OpenCL reduction result wrong with large floats

2020-03-31 06:44发布

问题:

I used AMD's two-stage reduction example to compute the sum of all numbers from 0 to 65 536 using floating point precision. Unfortunately, the result is not correct. However, when I modify my code, so that I compute the sum of 65 536 smaller numbers (for example 1), the result is correct.

I couldn't find any error in the code. Is it possible that I am getting wrong results, because of the float type? If this is the case, what is the best approach to solve the issue?

回答1:

There is probably no error in the coding of your kernel or host application.

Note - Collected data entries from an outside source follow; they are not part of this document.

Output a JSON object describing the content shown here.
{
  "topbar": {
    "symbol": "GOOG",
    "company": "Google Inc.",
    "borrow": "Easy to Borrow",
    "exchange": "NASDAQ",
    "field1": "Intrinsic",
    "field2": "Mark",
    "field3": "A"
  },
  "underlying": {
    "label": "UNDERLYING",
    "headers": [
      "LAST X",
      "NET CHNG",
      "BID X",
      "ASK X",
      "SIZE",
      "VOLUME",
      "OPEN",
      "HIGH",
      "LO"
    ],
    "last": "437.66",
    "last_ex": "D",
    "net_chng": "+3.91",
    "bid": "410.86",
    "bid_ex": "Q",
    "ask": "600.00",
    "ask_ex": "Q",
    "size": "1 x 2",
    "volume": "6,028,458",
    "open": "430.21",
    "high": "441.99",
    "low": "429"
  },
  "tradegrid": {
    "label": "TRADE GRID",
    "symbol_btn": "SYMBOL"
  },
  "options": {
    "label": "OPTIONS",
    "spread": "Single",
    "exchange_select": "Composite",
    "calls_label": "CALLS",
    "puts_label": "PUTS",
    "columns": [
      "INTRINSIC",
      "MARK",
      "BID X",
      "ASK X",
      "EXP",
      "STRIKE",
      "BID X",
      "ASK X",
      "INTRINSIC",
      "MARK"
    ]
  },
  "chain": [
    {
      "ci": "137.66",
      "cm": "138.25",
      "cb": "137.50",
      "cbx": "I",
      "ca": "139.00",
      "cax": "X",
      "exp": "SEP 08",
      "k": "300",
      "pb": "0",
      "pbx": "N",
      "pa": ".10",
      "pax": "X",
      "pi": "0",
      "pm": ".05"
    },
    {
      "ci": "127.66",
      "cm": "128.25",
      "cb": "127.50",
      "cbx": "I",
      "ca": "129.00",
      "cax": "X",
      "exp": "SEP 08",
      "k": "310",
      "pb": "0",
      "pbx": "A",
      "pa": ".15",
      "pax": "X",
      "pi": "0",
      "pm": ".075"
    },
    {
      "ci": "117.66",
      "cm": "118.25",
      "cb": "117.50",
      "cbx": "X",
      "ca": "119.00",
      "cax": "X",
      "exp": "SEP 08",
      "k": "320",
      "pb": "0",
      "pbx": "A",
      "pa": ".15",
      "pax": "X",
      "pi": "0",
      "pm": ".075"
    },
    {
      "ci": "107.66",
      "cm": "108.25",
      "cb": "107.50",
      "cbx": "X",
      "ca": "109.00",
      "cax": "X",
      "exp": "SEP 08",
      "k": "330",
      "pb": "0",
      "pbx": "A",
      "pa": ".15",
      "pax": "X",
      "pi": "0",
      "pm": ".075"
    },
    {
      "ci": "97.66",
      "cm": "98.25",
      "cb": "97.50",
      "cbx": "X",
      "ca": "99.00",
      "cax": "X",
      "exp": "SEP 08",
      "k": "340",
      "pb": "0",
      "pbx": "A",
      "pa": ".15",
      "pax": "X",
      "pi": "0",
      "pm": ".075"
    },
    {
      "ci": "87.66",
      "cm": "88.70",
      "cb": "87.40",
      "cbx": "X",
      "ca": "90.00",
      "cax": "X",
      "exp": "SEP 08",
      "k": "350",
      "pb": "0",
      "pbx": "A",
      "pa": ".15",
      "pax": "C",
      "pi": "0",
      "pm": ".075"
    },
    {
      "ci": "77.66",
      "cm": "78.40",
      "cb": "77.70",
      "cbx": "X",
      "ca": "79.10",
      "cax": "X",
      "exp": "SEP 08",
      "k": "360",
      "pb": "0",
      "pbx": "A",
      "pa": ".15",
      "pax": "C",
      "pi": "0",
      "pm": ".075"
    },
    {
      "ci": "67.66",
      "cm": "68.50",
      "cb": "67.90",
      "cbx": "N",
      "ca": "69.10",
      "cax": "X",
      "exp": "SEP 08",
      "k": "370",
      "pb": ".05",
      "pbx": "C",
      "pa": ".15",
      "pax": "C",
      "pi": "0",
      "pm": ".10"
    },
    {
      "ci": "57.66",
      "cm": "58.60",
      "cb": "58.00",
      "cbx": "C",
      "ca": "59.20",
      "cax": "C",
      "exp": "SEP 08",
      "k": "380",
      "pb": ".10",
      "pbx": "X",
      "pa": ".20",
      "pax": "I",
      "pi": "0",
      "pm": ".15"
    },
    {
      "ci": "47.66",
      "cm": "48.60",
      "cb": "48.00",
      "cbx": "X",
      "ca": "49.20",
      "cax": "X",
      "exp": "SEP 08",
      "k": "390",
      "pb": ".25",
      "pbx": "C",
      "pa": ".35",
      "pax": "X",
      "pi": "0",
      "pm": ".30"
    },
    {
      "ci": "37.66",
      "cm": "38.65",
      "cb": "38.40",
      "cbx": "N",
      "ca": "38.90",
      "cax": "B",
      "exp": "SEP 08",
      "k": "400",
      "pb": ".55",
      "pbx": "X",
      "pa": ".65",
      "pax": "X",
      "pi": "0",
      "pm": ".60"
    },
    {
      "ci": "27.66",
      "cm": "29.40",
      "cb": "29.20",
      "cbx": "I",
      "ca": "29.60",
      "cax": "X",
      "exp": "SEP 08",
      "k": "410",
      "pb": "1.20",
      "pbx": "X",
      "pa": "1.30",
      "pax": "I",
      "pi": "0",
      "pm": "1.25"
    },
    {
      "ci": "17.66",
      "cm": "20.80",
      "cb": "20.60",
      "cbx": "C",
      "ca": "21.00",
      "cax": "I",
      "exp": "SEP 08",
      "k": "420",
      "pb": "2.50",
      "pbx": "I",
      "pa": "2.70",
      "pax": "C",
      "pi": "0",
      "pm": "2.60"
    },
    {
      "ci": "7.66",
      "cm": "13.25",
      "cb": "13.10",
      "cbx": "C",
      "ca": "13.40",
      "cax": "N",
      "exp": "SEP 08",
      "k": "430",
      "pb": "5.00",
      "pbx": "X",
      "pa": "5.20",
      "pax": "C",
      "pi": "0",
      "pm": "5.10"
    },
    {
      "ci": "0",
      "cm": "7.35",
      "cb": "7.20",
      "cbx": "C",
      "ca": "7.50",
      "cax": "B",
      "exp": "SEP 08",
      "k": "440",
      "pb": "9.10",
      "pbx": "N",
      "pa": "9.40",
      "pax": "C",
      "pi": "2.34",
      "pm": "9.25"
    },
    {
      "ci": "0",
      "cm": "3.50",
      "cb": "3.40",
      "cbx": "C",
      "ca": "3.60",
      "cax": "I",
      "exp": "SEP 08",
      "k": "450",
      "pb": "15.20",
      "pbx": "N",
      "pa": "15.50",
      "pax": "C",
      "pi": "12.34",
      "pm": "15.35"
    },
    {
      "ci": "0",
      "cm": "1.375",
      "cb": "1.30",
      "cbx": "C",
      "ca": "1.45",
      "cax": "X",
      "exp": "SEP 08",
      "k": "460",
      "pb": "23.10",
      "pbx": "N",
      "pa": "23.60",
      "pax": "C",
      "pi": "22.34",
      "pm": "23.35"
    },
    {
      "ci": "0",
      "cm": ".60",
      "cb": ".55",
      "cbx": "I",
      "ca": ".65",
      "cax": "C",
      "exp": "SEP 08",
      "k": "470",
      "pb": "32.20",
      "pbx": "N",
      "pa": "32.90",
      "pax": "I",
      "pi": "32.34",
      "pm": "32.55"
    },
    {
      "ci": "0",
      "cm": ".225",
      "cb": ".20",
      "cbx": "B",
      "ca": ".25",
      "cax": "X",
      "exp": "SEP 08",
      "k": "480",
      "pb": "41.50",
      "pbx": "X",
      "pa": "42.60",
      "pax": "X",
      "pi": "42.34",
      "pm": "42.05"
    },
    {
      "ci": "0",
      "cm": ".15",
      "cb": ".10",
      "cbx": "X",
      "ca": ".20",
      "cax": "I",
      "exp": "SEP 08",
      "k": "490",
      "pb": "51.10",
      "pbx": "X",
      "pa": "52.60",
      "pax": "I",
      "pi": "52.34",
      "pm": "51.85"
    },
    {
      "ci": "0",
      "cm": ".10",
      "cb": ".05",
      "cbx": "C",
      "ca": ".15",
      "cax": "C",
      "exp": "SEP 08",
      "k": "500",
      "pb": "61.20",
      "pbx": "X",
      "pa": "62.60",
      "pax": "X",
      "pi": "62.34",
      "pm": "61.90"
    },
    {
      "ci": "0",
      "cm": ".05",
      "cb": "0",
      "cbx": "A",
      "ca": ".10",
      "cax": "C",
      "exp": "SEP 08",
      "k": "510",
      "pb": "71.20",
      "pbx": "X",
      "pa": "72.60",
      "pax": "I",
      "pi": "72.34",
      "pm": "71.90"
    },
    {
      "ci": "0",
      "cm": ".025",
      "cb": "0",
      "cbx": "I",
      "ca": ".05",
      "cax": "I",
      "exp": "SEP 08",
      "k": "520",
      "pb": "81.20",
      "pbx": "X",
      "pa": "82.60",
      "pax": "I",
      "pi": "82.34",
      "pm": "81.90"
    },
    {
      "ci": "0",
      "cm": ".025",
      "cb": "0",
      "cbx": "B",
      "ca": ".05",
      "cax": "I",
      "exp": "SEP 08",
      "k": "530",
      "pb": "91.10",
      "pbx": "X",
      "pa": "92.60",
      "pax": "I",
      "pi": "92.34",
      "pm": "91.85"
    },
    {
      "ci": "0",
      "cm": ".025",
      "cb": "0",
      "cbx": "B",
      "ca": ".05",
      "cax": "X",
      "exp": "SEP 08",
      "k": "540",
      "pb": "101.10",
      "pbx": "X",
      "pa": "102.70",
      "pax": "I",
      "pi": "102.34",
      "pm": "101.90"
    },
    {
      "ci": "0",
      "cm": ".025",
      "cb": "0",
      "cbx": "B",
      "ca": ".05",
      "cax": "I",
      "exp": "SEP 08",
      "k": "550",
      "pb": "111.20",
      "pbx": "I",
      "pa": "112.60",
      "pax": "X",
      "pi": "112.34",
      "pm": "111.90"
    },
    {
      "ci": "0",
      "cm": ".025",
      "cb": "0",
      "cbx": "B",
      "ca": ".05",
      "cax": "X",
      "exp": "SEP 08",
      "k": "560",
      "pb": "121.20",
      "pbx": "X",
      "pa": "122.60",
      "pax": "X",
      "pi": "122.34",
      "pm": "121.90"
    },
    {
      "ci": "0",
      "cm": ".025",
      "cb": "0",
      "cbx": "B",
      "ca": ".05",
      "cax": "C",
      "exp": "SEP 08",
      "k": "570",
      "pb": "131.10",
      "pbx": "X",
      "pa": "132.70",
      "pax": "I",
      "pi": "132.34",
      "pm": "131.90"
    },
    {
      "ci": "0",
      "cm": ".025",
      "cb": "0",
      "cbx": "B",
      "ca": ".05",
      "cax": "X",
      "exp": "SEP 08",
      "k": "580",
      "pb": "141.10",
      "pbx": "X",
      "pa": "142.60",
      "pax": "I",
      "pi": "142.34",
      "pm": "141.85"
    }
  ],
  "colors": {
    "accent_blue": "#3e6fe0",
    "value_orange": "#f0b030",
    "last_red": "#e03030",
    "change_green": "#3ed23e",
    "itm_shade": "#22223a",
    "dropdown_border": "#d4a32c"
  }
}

The issue is with the single-precision floating point.

The correct sum is: 65537 * 32768 = 2147516416, and it takes 31 bits to represent it in binary (10000000000000001000000000000000). 32-bit floats can only hold integers accurately up to 2^24.

"Any integer with absolute value less than [2^24] can be exactly represented in the single precision format" "Floating Point" article, wikipedia

This is why you are getting the correct sum when it is less than or equal to 2^24. If you are doing a complete sum using single-precision, you will eventually lose accuracy no matter which device you are executing the kernel on. There are a few things you can do to get the correct answer:

  • use double instead of float if your platform supports it
  • use int or unsigned int
  • sum a smaller set of numbers eg: 0+1+2+...+4095+4096 = (2^23 + 2^11)

Read more about single precision here.



回答2:

This is a "side effect" of summing floating point numbers using finite precision CPU's or GPU's. The accuracy depends the algorithm and the order the values are summed. The theory and practice behind is explained in Nicholas J, Higham's paper

The Accuracy of Floating Point Summation

http://citeseerx.ist.psu.edu/viewdoc/download;jsessionid=7AECC0D6458288CD6E4488AD63A33D5D?doi=10.1.1.43.3535&rep=rep1&type=pdf

The fix is to use a smarter algorithm like the Kahan Summation Algorithm

https://en.wikipedia.org/wiki/Kahan_summation_algorithm

And the Higham paper has some alternatives too.

This problem illustrates the nature of benchmarking, the first rule of the benchmark is to get the right answer, using realistic data!